According to Livestrong, histamine tightens lung muscles, relaxes muscles in blood vessels and speeds up muscle movement in the intestines, while also increasing mucus production and causing inflammation. Sound familiar?
High levels of histamine tend to be found in darker, fermented alcoholic drinks, like wine and beer, which means that for some sufferers as much as a few sips can bring on these symptoms.
Stay in the clear
While no alcohol is going to make your hay fever actively better, Asthma UK say there are drinks you can choose which will stop you from suffering more, namely clear alcohols like gin and vodka.
Gin does not naturally contain any sulphites, and many vodkas are also clear of them, meaning a G&T or a vodka lemonade might be your best bet for a rooftop tipple. Given gin and tonic is practically the perfect summer drink, we can’t really complain.
If you’re a champagne-loving hay fever sufferer, we’ve got some very bad news for you – there’s nothing as bad for your allergies in the world of food and drink than a glass of bubbly.
Champagne contains around 84mg of histamine per 125ml glass. When you compare that with the next worst, red wine, at 15mg for a large glass, you’ve got a pretty strong argument for saving the Moët for the winter months.
Beer varies significantly by type, but a typical lager is around 14mg, while white is significantly better for you.
Will food affect my hay fever too?
Unfortunately the answer here is yes. Tofu, sauerkraut and cured meats are all particularly high in histamine, as well as blue cheese and parmesan.
Canned fish, aubergine, citrus fruits and ketchup are also all worth avoiding if you’re a particularly bad sufferer.
How’s the pollen count this year?
Not to bombard you with yet more bad news but, well, here’s some more bad news: Professor Stephen Durham, a professor of Allergy and Respiratory Medicine at Imperial College London told LBC earlier today that we can expect a particularly rough year when it comes to sneezing our brains out through our noses.
“The tree pollen season is starting later this season after the cold spring delayed germination. The warm weather is going to bring on high pollen counts,” he said.
“It seems that there’s been a sudden burst due to the warm weather and we get this late germination and pollen release at once.”
Rather than simply being low in histamine, some foods are actually rich in antihistamines, which help to block or disrupt histamine receptors – this is why many people take antihistamine tablets for hayfever.

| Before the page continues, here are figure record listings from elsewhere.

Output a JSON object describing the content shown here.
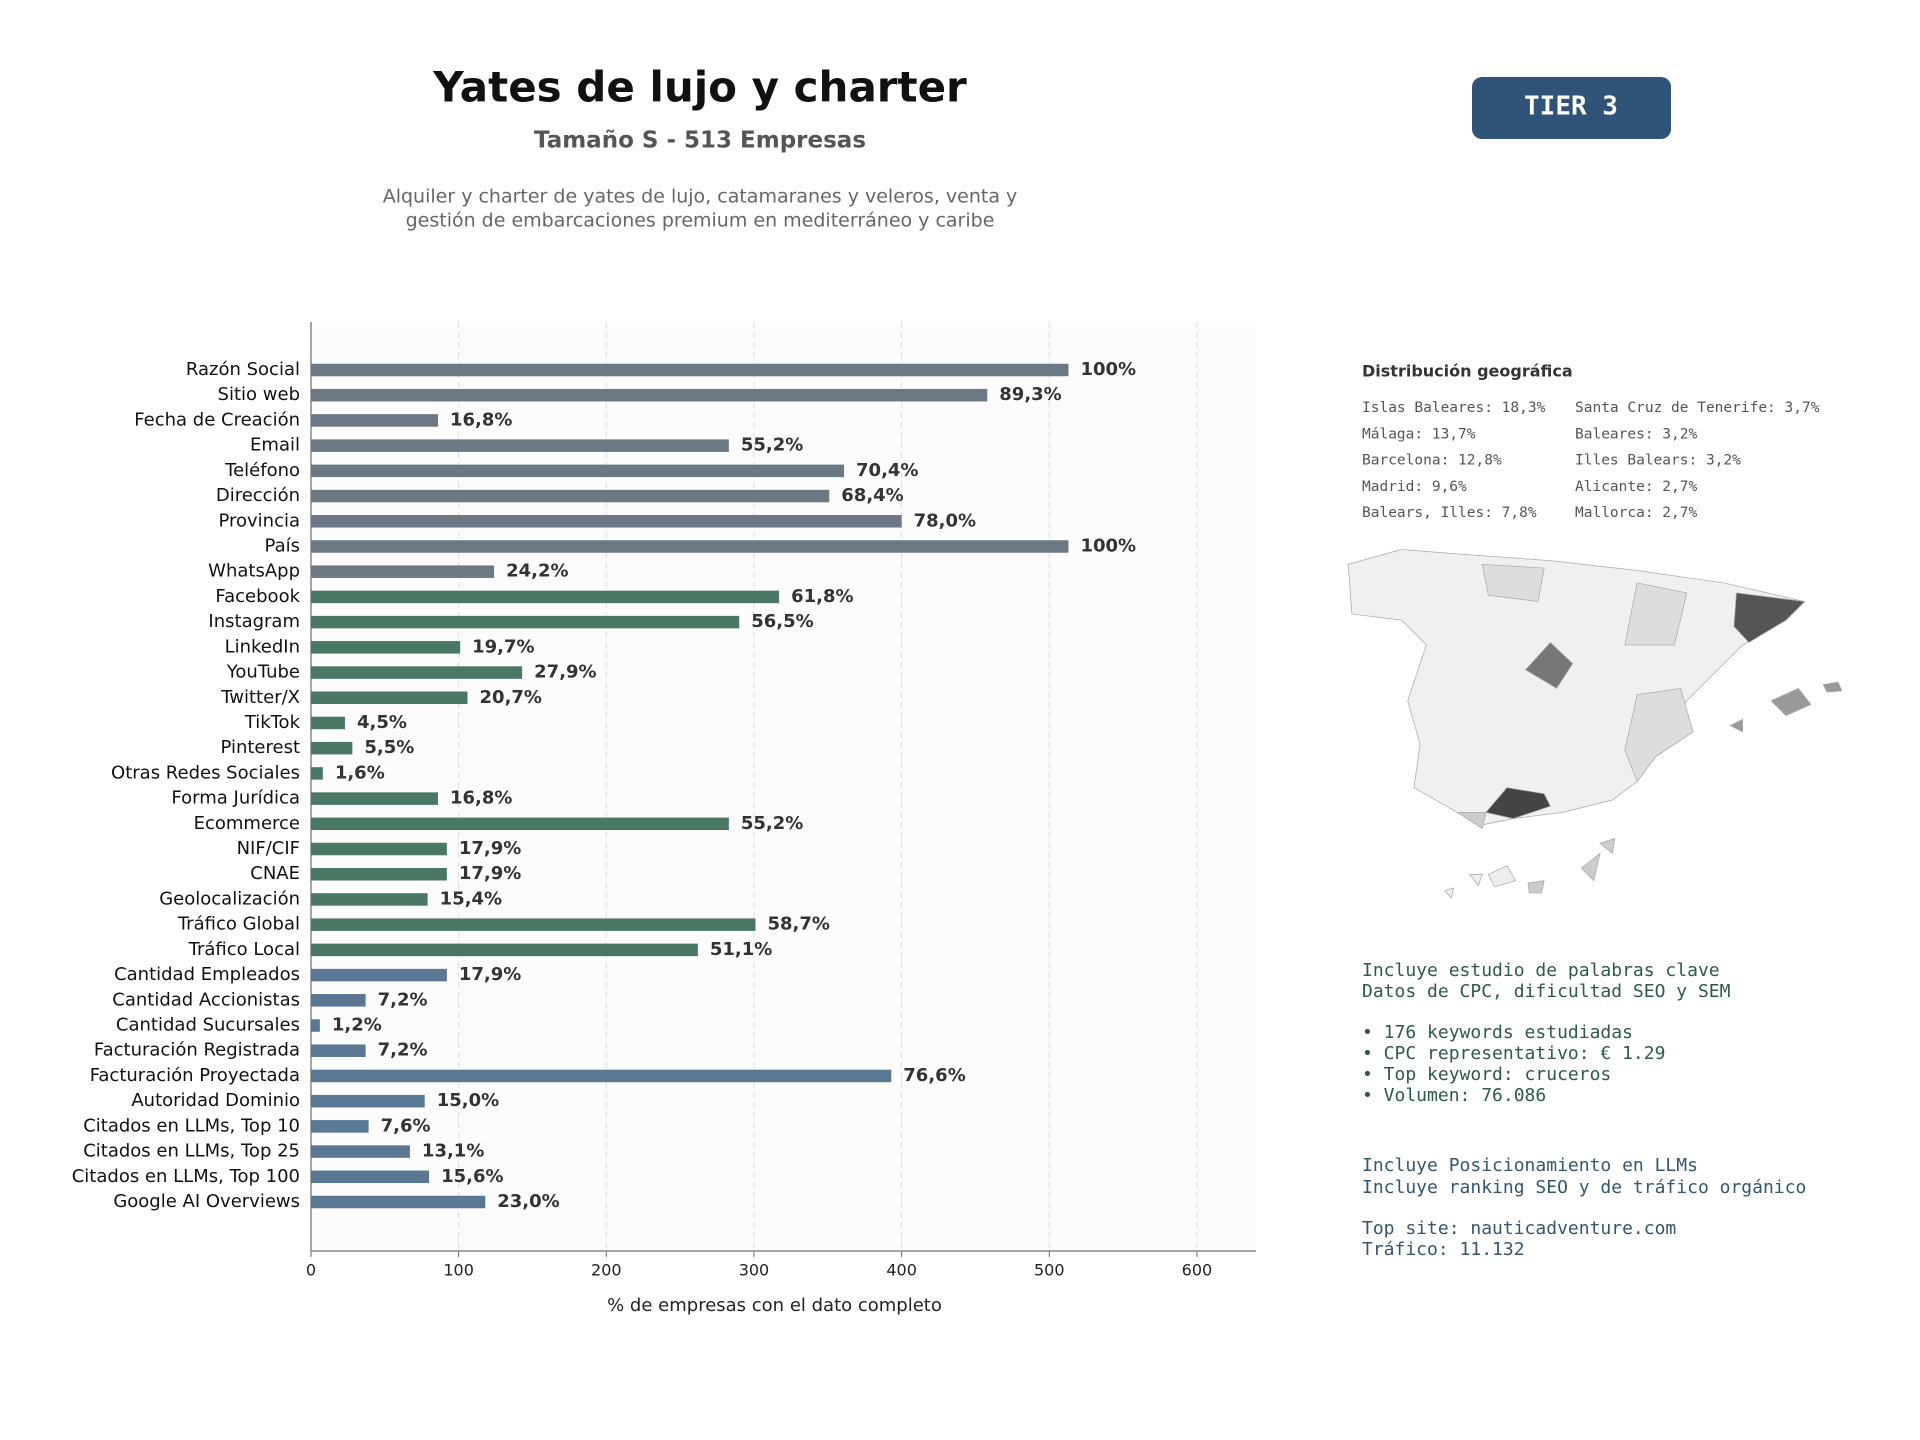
{
  "header": {
    "title": "Yates de lujo y charter",
    "subtitle": "Tamaño S - 513 Empresas",
    "description": [
      "Alquiler y charter de yates de lujo, catamaranes y veleros, venta y",
      "gestión de embarcaciones premium en mediterráneo y caribe"
    ],
    "badge": "TIER 3"
  },
  "chart_data": {
    "type": "bar",
    "orientation": "horizontal",
    "categories": [
      "Razón Social",
      "Sitio web",
      "Fecha de Creación",
      "Email",
      "Teléfono",
      "Dirección",
      "Provincia",
      "País",
      "WhatsApp",
      "Facebook",
      "Instagram",
      "LinkedIn",
      "YouTube",
      "Twitter/X",
      "TikTok",
      "Pinterest",
      "Otras Redes Sociales",
      "Forma Jurídica",
      "Ecommerce",
      "NIF/CIF",
      "CNAE",
      "Geolocalización",
      "Tráfico Global",
      "Tráfico Local",
      "Cantidad Empleados",
      "Cantidad Accionistas",
      "Cantidad Sucursales",
      "Facturación Registrada",
      "Facturación Proyectada",
      "Autoridad Dominio",
      "Citados en LLMs, Top 10",
      "Citados en LLMs, Top 25",
      "Citados en LLMs, Top 100",
      "Google AI Overviews"
    ],
    "values": [
      513,
      458,
      86,
      283,
      361,
      351,
      400,
      513,
      124,
      317,
      290,
      101,
      143,
      106,
      23,
      28,
      8,
      86,
      283,
      92,
      92,
      79,
      301,
      262,
      92,
      37,
      6,
      37,
      393,
      77,
      39,
      67,
      80,
      118
    ],
    "value_labels": [
      "100%",
      "89,3%",
      "16,8%",
      "55,2%",
      "70,4%",
      "68,4%",
      "78,0%",
      "100%",
      "24,2%",
      "61,8%",
      "56,5%",
      "19,7%",
      "27,9%",
      "20,7%",
      "4,5%",
      "5,5%",
      "1,6%",
      "16,8%",
      "55,2%",
      "17,9%",
      "17,9%",
      "15,4%",
      "58,7%",
      "51,1%",
      "17,9%",
      "7,2%",
      "1,2%",
      "7,2%",
      "76,6%",
      "15,0%",
      "7,6%",
      "13,1%",
      "15,6%",
      "23,0%"
    ],
    "colors": [
      "#6c7883",
      "#6c7883",
      "#6c7883",
      "#6c7883",
      "#6c7883",
      "#6c7883",
      "#6c7883",
      "#6c7883",
      "#6c7883",
      "#4a7864",
      "#4a7864",
      "#4a7864",
      "#4a7864",
      "#4a7864",
      "#4a7864",
      "#4a7864",
      "#4a7864",
      "#4a7864",
      "#4a7864",
      "#4a7864",
      "#4a7864",
      "#4a7864",
      "#4a7864",
      "#4a7864",
      "#5a7794",
      "#5a7794",
      "#5a7794",
      "#5a7794",
      "#5a7794",
      "#5a7794",
      "#5a7794",
      "#5a7794",
      "#5a7794",
      "#5a7794"
    ],
    "xlim": [
      0,
      640
    ],
    "xticks": [
      0,
      100,
      200,
      300,
      400,
      500,
      600
    ],
    "xlabel": "% de empresas con el dato completo",
    "grid": true
  },
  "geo": {
    "title": "Distribución geográfica",
    "items": [
      "Islas Baleares: 18,3%",
      "Málaga: 13,7%",
      "Barcelona: 12,8%",
      "Madrid: 9,6%",
      "Balears, Illes: 7,8%",
      "Santa Cruz de Tenerife: 3,7%",
      "Baleares: 3,2%",
      "Illes Balears: 3,2%",
      "Alicante: 2,7%",
      "Mallorca: 2,7%"
    ]
  },
  "notes": [
    [
      "Incluye estudio de palabras clave",
      "Datos de CPC, dificultad SEO y SEM",
      "• 176 keywords estudiadas",
      "• CPC representativo: € 1.29",
      "• Top keyword: cruceros",
      "• Volumen: 76.086"
    ],
    [
      "Incluye Posicionamiento en LLMs",
      "Incluye ranking SEO y de tráfico orgánico",
      "Top site: nauticadventure.com",
      "Tráfico: 11.132"
    ]
  ]
}
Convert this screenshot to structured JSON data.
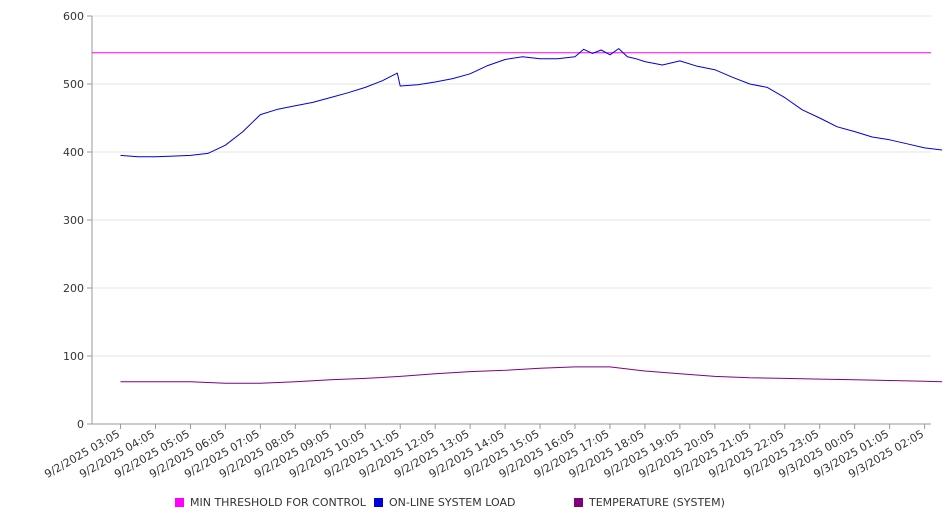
{
  "chart_data": {
    "type": "line",
    "x_ticks": [
      "9/2/2025 03:05",
      "9/2/2025 04:05",
      "9/2/2025 05:05",
      "9/2/2025 06:05",
      "9/2/2025 07:05",
      "9/2/2025 08:05",
      "9/2/2025 09:05",
      "9/2/2025 10:05",
      "9/2/2025 11:05",
      "9/2/2025 12:05",
      "9/2/2025 13:05",
      "9/2/2025 14:05",
      "9/2/2025 15:05",
      "9/2/2025 16:05",
      "9/2/2025 17:05",
      "9/2/2025 18:05",
      "9/2/2025 19:05",
      "9/2/2025 20:05",
      "9/2/2025 21:05",
      "9/2/2025 22:05",
      "9/2/2025 23:05",
      "9/3/2025 00:05",
      "9/3/2025 01:05",
      "9/3/2025 02:05"
    ],
    "y_ticks": [
      0,
      100,
      200,
      300,
      400,
      500,
      600
    ],
    "ylim": [
      0,
      600
    ],
    "grid": true,
    "legend_position": "bottom",
    "series": [
      {
        "name": "MIN THRESHOLD FOR CONTROL",
        "color": "#ff00ff",
        "x": [
          "9/2/2025 03:05",
          "9/3/2025 02:05"
        ],
        "values": [
          546,
          546
        ]
      },
      {
        "name": "ON-LINE SYSTEM LOAD",
        "color": "#0000dd",
        "x": [
          "9/2/2025 03:05",
          "9/2/2025 03:35",
          "9/2/2025 04:05",
          "9/2/2025 04:35",
          "9/2/2025 05:05",
          "9/2/2025 05:35",
          "9/2/2025 06:05",
          "9/2/2025 06:35",
          "9/2/2025 07:05",
          "9/2/2025 07:35",
          "9/2/2025 08:05",
          "9/2/2025 08:35",
          "9/2/2025 09:05",
          "9/2/2025 09:35",
          "9/2/2025 10:05",
          "9/2/2025 10:35",
          "9/2/2025 11:00",
          "9/2/2025 11:05",
          "9/2/2025 11:35",
          "9/2/2025 12:05",
          "9/2/2025 12:35",
          "9/2/2025 13:05",
          "9/2/2025 13:35",
          "9/2/2025 14:05",
          "9/2/2025 14:35",
          "9/2/2025 15:05",
          "9/2/2025 15:35",
          "9/2/2025 16:05",
          "9/2/2025 16:20",
          "9/2/2025 16:35",
          "9/2/2025 16:50",
          "9/2/2025 17:05",
          "9/2/2025 17:20",
          "9/2/2025 17:35",
          "9/2/2025 17:50",
          "9/2/2025 18:05",
          "9/2/2025 18:35",
          "9/2/2025 19:05",
          "9/2/2025 19:35",
          "9/2/2025 20:05",
          "9/2/2025 20:35",
          "9/2/2025 21:05",
          "9/2/2025 21:35",
          "9/2/2025 22:05",
          "9/2/2025 22:35",
          "9/2/2025 23:05",
          "9/2/2025 23:35",
          "9/3/2025 00:05",
          "9/3/2025 00:35",
          "9/3/2025 01:05",
          "9/3/2025 01:35",
          "9/3/2025 02:05",
          "9/3/2025 02:35"
        ],
        "values": [
          395,
          393,
          393,
          394,
          395,
          398,
          410,
          430,
          455,
          463,
          468,
          473,
          480,
          487,
          495,
          505,
          516,
          497,
          499,
          503,
          508,
          515,
          527,
          536,
          540,
          537,
          537,
          540,
          551,
          545,
          550,
          543,
          552,
          540,
          537,
          533,
          528,
          534,
          526,
          521,
          510,
          500,
          495,
          480,
          462,
          450,
          437,
          430,
          422,
          418,
          412,
          406,
          403
        ]
      },
      {
        "name": "TEMPERATURE (SYSTEM)",
        "color": "#800080",
        "x": [
          "9/2/2025 03:05",
          "9/2/2025 04:05",
          "9/2/2025 05:05",
          "9/2/2025 06:05",
          "9/2/2025 07:05",
          "9/2/2025 08:05",
          "9/2/2025 09:05",
          "9/2/2025 10:05",
          "9/2/2025 11:05",
          "9/2/2025 12:05",
          "9/2/2025 13:05",
          "9/2/2025 14:05",
          "9/2/2025 15:05",
          "9/2/2025 16:05",
          "9/2/2025 17:05",
          "9/2/2025 18:05",
          "9/2/2025 19:05",
          "9/2/2025 20:05",
          "9/2/2025 21:05",
          "9/2/2025 22:05",
          "9/2/2025 23:05",
          "9/3/2025 00:05",
          "9/3/2025 01:05",
          "9/3/2025 02:05",
          "9/3/2025 02:35"
        ],
        "values": [
          62,
          62,
          62,
          60,
          60,
          62,
          65,
          67,
          70,
          74,
          77,
          79,
          82,
          84,
          84,
          78,
          74,
          70,
          68,
          67,
          66,
          65,
          64,
          63,
          62
        ]
      }
    ]
  }
}
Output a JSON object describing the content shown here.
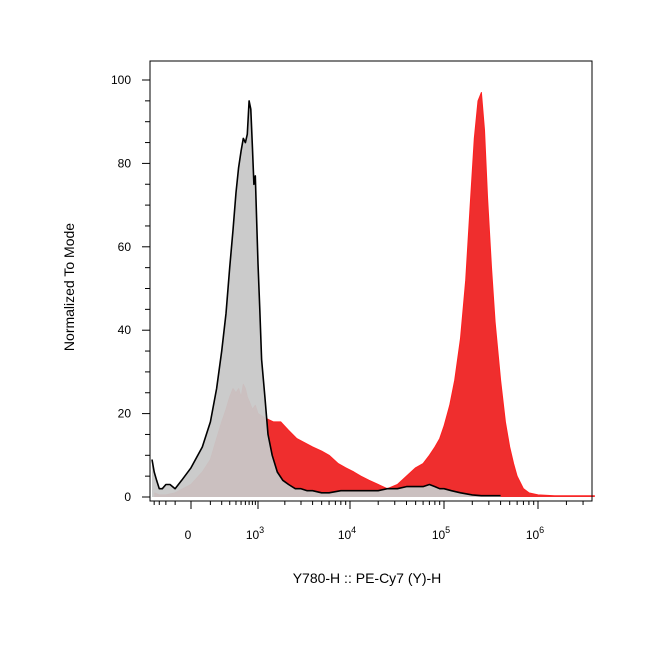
{
  "chart_data": {
    "type": "area",
    "xlabel": "Y780-H :: PE-Cy7 (Y)-H",
    "ylabel": "Normalized To Mode",
    "x_scale": "biexponential",
    "xlim": [
      -400,
      4000000
    ],
    "ylim": [
      0,
      100
    ],
    "grid": false,
    "y_ticks": [
      0,
      20,
      40,
      60,
      80,
      100
    ],
    "y_tick_labels": [
      "0",
      "20",
      "40",
      "60",
      "80",
      "100"
    ],
    "x_ticks": [
      {
        "value": 0,
        "base": "0",
        "exp": ""
      },
      {
        "value": 1000,
        "base": "10",
        "exp": "3"
      },
      {
        "value": 10000,
        "base": "10",
        "exp": "4"
      },
      {
        "value": 100000,
        "base": "10",
        "exp": "5"
      },
      {
        "value": 1000000,
        "base": "10",
        "exp": "6"
      }
    ],
    "series": [
      {
        "color": "#ff2020",
        "fill": "#ee1c1c",
        "x": [
          -400,
          -300,
          -200,
          -100,
          0,
          50,
          100,
          150,
          200,
          250,
          300,
          350,
          400,
          450,
          500,
          550,
          600,
          650,
          700,
          800,
          900,
          1000,
          1200,
          1500,
          1800,
          2200,
          2700,
          3300,
          4000,
          5000,
          6000,
          7500,
          9000,
          11000,
          13000,
          16000,
          20000,
          25000,
          32000,
          40000,
          50000,
          60000,
          70000,
          80000,
          90000,
          100000,
          115000,
          130000,
          150000,
          170000,
          190000,
          210000,
          230000,
          250000,
          270000,
          290000,
          320000,
          350000,
          400000,
          450000,
          500000,
          550000,
          600000,
          700000,
          800000,
          1000000,
          1500000,
          2000000,
          3000000,
          4000000
        ],
        "values": [
          1,
          0.5,
          0.5,
          1,
          3,
          6,
          9,
          14,
          18,
          21,
          24,
          26,
          25,
          26,
          24,
          27,
          26,
          24,
          23,
          21,
          22,
          20,
          19,
          18,
          18,
          16,
          14,
          13,
          12,
          11,
          10,
          8,
          7,
          6,
          5,
          4,
          3,
          2,
          3,
          5,
          7,
          8,
          10,
          12,
          14,
          17,
          22,
          28,
          38,
          52,
          70,
          86,
          95,
          97,
          88,
          72,
          55,
          42,
          28,
          18,
          12,
          8,
          5,
          2,
          1,
          0.5,
          0.3,
          0.3,
          0.3,
          0.3
        ]
      },
      {
        "color": "#000000",
        "fill": "#c8c8c8",
        "x": [
          -450,
          -400,
          -350,
          -300,
          -250,
          -200,
          -150,
          -100,
          -50,
          0,
          50,
          100,
          150,
          200,
          250,
          300,
          350,
          400,
          450,
          500,
          550,
          600,
          650,
          700,
          750,
          800,
          850,
          900,
          950,
          1000,
          1050,
          1100,
          1200,
          1300,
          1450,
          1650,
          1900,
          2200,
          2600,
          3000,
          3500,
          4000,
          5000,
          6000,
          8000,
          10000,
          13000,
          16000,
          20000,
          25000,
          32000,
          40000,
          50000,
          60000,
          70000,
          80000,
          90000,
          100000,
          120000,
          150000,
          200000,
          250000,
          300000,
          400000
        ],
        "values": [
          9,
          6,
          4,
          2,
          2,
          3,
          3,
          2,
          4,
          7,
          12,
          18,
          26,
          35,
          44,
          55,
          64,
          73,
          79,
          83,
          86,
          85,
          87,
          95,
          93,
          84,
          75,
          77,
          66,
          56,
          45,
          33,
          24,
          15,
          10,
          6,
          4,
          3,
          2,
          2,
          1.5,
          1.5,
          1,
          1,
          1.5,
          1.5,
          1.5,
          1.5,
          1.5,
          2,
          2,
          2.5,
          2.5,
          2.5,
          3,
          2.5,
          2,
          2,
          1.5,
          1,
          0.5,
          0.3,
          0.3,
          0.3
        ]
      }
    ]
  }
}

Foods that are rich in flavonoids such as quercetin, vitamin C or beta-carotene can help to block histamine and reduce inflammation.
Our top anti-histamine foods include:
Garlic – this is a rich source of quercitin and helps to support the immune system
Ginger – this is a popular choice for reducing hayfever symptoms, whether as a tea or added to foods and smoothies
Onions – these are another good source of quercetin and vitamin C
Blueberries – this superfood is packed full of vitamin Cand quercetin
Nettle – you can buy this as a powder to add to smoothies or you could try nettle tea
A smoothie is a great way to get more of these natural anti-histamine foods into your diet. Try a delicious hayfever-blasting smoothie, containing blueberries, strawberries, honey and ginger.